Márcia Batista Ramos
Abrí los ojos y supe que era huérfana, como los perros y los gatos callejeros o los niños de la literatura victoriana que siempre son desfavorecidos y a menudo menospreciados, abriéndose paso en el mundo sólos, sin ayuda, casi siempre desprendiendo soledad y angustia como los gatos y perros callejeros. Sin saber que la orfandad, es el sentimiento de desamparo que está en el alma de todos los humanos desde del vientre hasta la tumba. Por eso, nos aferramos a la promesa que está escrita: «No os dejaré huérfanos; vendré a vosotros» (Juan 14:18). Entonces, nos enseñaron a esperar que se cumpla la promesa en la certera muerte, en la tumba oscura y solitaria, mientras el cuerpo se descompone… La promesa era para aminorar el miedo a la muerte que carcome las uñas, los ojos y las heridas.
En la muerte no existe selfis, ni ropa, ni sábanas purpuras. En el estómago apenas resistirá el hueco gigante del hambre y del miedo. El dolor ulceroso se agrandará y en la oscuridad profunda, los gusanos se moverán. El rigor mortis se inicia en los párpados después, desciende por la mandíbula y los músculos del cuello, hasta llegar a los pies. De manera que el muerto no puede oler el perfume de tantas flores que llevan a su funeral.
Abrí los ojos y supe que era un personaje trágico y desesperanzado signado por la calamidad y las penurias, porque nací en un planeta en guerra dónde impera la ley del más fuerte y los bombardeos casi siempre son nocturnos y primero lastiman a los perros y gatos callejeros, para después, profundizar las heridas en los huérfanos, porque somos los más propensos a la tragedia, para recién atacar a los otros y llevarlos al descenso de la prosperidad y al sufrimiento generando caos, también, a ellos que estaban cómodos en sus poltronas leyendo en el periódico del día sobre la orfandad colectiva de la nación, dónde todos son huérfanos de un orden social que ha abandonado las responsabilidades que tenía para con sus ciudadanos.
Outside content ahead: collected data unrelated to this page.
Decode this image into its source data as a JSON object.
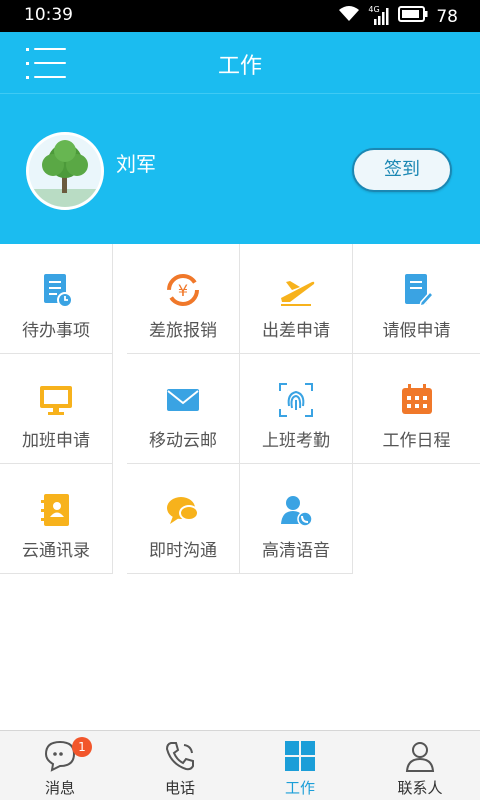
{
  "status_bar": {
    "time": "10:39",
    "network": "4G",
    "battery": "78",
    "icons": [
      "wifi-icon",
      "signal-icon",
      "battery-icon"
    ]
  },
  "header": {
    "title": "工作",
    "icons": [
      "menu-icon"
    ]
  },
  "profile": {
    "name": "刘军",
    "sign_in_label": "签到",
    "avatar_icon": "tree-avatar"
  },
  "apps": [
    {
      "label": "待办事项",
      "icon": "todo-icon",
      "color": "#3aa3e3"
    },
    {
      "label": "差旅报销",
      "icon": "expense-icon",
      "color": "#f0782a"
    },
    {
      "label": "出差申请",
      "icon": "plane-icon",
      "color": "#f7b21c"
    },
    {
      "label": "请假申请",
      "icon": "leave-icon",
      "color": "#3aa3e3"
    },
    {
      "label": "加班申请",
      "icon": "overtime-icon",
      "color": "#f7b21c"
    },
    {
      "label": "移动云邮",
      "icon": "mail-icon",
      "color": "#3aa3e3"
    },
    {
      "label": "上班考勤",
      "icon": "fingerprint-icon",
      "color": "#3aa3e3"
    },
    {
      "label": "工作日程",
      "icon": "calendar-icon",
      "color": "#f0782a"
    },
    {
      "label": "云通讯录",
      "icon": "contacts-book-icon",
      "color": "#f7b21c"
    },
    {
      "label": "即时沟通",
      "icon": "chat-icon",
      "color": "#f7b21c"
    },
    {
      "label": "高清语音",
      "icon": "voice-call-icon",
      "color": "#3aa3e3"
    }
  ],
  "tabbar": {
    "tabs": [
      {
        "label": "消息",
        "icon": "message-icon",
        "badge": "1"
      },
      {
        "label": "电话",
        "icon": "phone-icon"
      },
      {
        "label": "工作",
        "icon": "work-grid-icon",
        "active": true
      },
      {
        "label": "联系人",
        "icon": "contacts-icon"
      }
    ]
  },
  "colors": {
    "primary": "#1bbcf0",
    "active_tab": "#1b9ed8",
    "badge": "#f2562b"
  }
}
Mientras los misiles y cohetes hacen fiesta en los cielos antes de destruir todo lo que hay en la tierra, un hombre que aprendió a leer en el orfanato de monjas dónde abrió los ojos, lee la promesa: «Pues no habéis recibido el espíritu de esclavitud para estar otra vez en temor, sino que habéis recibido el espíritu de adopción, por el cual clamamos: ¡Abba, Padre!» (Romanos 8:15).
El destino de no haber nacido en una tribu de gitanos y viajado en carroza por el mundo, ni haber aprendido a cantar una triste canción romaní que añora a la madre muerta, me hace diferente a los huérfanos gitanos.
Mi viaje al destierro, selló la orfandad de los abandonados que sólo es recordada en las mañanas de domingo a camino de la misa para escuchar la promesa de que ya no somos huérfanos: “Así que ya no sois extranjeros ni advenedizos, sino conciudadanos de los santos, y miembros de la familia de Dios” (Efesios 2:19).
Los medios, morbosamente, muestran a los huérfanos palestinos, ucranianos, libaneses y otros… Mientras los perros y gatos callejeros abrieron los ojos y se percataron de que su orfandad es igual a la mía.